In January, I am sending my 17-year-old daughter to college in Manhattan. I know more about the environment on Mars than I know about New York. She is going to a city that is a location for television and movies. New York is where celebrities live. It’s not a real place. I feel like I am catapulting my child into a foreign land without so much as a medpac or cricket bat.

It’s not just the unknown that frightens me. Sarah has never experienced a real winter. She doesn’t have the clothing for New York weather. How will she learn to live on her own when she doesn’t have the skills to function in a city? A really big, crowded city of people who don’t all have a family or friend connection is something she can’t possibly understand. A starving college student isn’t funny when it’s your own child and she is 720 miles from home.

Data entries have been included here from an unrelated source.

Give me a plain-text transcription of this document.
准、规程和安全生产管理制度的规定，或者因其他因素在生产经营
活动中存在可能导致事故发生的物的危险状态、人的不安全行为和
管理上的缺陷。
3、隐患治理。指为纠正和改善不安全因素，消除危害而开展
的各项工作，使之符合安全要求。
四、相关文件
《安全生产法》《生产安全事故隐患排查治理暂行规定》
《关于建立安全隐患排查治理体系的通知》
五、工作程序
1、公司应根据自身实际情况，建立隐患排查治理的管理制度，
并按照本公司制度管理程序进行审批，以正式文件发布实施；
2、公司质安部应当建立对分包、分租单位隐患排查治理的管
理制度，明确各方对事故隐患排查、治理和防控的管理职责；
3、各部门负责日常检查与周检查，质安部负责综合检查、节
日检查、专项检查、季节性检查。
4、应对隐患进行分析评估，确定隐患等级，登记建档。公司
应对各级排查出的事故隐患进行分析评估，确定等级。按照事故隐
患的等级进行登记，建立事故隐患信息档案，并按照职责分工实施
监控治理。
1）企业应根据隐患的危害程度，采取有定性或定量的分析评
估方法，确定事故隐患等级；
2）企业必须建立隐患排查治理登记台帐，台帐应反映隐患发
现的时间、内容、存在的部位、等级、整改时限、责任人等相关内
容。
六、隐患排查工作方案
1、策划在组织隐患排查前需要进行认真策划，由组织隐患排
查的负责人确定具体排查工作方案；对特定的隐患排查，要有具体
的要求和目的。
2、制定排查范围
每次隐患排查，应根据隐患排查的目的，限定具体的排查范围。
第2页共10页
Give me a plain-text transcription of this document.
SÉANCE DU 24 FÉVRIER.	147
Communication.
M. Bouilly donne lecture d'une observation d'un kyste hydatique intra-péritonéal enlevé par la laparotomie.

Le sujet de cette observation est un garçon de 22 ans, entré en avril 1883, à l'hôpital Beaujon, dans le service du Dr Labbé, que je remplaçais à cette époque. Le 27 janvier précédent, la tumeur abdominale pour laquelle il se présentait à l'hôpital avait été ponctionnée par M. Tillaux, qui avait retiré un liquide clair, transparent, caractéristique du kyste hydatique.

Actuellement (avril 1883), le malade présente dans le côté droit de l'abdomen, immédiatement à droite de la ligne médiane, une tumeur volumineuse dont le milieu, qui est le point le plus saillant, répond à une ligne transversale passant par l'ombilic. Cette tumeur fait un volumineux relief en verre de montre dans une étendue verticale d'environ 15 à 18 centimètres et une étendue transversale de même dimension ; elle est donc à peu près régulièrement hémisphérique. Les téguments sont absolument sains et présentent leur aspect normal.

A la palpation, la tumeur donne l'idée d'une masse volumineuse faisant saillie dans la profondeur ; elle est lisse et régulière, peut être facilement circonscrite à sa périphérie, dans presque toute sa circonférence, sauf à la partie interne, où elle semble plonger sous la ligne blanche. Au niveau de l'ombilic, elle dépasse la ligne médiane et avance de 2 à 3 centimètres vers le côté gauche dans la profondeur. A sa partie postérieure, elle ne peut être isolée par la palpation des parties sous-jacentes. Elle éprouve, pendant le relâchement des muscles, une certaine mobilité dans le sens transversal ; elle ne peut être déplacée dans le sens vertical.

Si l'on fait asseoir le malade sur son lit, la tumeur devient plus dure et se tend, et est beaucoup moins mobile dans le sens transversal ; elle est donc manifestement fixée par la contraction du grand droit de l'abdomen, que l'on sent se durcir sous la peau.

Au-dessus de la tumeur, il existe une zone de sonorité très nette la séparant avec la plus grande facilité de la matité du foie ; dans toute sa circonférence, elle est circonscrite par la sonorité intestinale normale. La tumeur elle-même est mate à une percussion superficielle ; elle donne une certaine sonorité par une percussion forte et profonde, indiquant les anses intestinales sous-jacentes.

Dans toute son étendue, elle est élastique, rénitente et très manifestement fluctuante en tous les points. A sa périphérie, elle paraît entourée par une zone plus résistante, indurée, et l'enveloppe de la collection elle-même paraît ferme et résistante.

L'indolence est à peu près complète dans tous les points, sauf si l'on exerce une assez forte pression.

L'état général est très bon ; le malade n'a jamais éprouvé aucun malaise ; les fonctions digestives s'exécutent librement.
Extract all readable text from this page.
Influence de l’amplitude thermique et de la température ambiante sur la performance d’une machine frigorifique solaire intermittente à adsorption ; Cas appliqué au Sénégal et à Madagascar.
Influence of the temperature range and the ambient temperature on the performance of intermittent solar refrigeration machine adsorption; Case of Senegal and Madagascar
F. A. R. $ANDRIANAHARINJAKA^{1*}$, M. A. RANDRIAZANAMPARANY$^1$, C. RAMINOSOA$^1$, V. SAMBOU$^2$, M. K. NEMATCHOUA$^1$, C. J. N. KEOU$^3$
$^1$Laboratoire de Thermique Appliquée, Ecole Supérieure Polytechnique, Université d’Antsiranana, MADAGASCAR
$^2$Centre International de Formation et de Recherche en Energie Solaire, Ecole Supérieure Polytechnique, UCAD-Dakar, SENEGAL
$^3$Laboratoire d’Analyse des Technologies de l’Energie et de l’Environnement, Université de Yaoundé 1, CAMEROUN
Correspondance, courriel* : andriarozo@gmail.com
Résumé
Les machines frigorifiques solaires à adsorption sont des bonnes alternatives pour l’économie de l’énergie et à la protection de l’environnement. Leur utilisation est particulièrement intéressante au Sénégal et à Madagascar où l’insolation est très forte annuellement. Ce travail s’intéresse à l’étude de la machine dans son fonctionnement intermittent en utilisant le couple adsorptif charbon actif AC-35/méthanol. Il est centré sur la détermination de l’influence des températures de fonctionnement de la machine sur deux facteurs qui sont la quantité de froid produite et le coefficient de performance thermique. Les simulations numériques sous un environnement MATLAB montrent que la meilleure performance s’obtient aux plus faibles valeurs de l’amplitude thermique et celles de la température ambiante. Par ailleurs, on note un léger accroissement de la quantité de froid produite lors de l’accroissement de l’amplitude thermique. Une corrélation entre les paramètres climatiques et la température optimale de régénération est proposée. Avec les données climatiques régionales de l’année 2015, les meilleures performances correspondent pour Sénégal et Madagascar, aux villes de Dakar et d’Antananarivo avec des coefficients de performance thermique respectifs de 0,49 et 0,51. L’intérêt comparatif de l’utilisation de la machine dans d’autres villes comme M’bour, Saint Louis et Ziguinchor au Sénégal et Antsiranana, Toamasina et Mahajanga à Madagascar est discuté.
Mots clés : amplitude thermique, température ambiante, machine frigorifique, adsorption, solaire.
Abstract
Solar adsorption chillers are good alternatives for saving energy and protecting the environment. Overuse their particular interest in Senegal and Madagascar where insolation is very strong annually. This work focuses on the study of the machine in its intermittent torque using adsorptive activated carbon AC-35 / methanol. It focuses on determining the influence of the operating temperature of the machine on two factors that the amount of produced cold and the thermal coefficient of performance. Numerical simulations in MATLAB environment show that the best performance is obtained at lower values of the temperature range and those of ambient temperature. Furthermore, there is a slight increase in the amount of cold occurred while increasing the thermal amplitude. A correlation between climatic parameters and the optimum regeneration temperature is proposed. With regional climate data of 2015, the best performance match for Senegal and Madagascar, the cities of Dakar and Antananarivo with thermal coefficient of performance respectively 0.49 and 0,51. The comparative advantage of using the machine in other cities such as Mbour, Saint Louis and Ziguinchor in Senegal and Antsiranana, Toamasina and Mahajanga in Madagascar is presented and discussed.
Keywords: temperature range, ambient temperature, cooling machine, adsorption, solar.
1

This is what Sarah wants. Sarah has never been anything but wonderful. She is an amazing daughter and sister. She is a good student and talented artist. Sarah suffered in silence during the difficult times that Autism controlled our lives. She works hard to contribute to our home and harder to do her best at school. It is not unusual for Sarah to study until midnight and paint until sunrise. She does it all herself. Even in elementary school, she refused help with projects and insisted upon doing it herself. She has earned the school of her dreams.

There will be no ceremony, party or pageantry to symbolize the enormity of what is happening. Sarah is leaving home. When she falls, she will get up and keep moving forward. We are her past and her future is elsewhere. If we’re very lucky, she will come home for holidays, but she will only be visiting us. Sarah has a dream college and an infatuation with a city, but she is stubbornly determined to work hard and be her own person. She isn’t waiting for her dream to happen, she’s making reality her dream. She is already planning on a series of apprenticeships to find where she fits. I’m a weeping mess, but Sarah is going to be fine.

Hooray! Sarah is going to college. Wah! Sarah is going to college. I’m happy. I’m sad. I’m excited. I’m terrified. My heart is ripped into pieces, but I’m stashing a few of those bits in Sarah’s coat pockets. No matter where she goes, I’ll be there too. If the zombies get too close, she can toss my heart to distract them while she gets away safely.

2 thoughts on “Leaving the nest

  1. I haven’t commented here in so long but this is bringing me out of the woodwork. How exciting for Sarah! How terrifying for you! I can’t even imagine one of my babies going that far from home, but I’ve been preparing myself for it for years. My oldest is only about 100 miles away and that is bad enough. Good luck to you and to Sarah!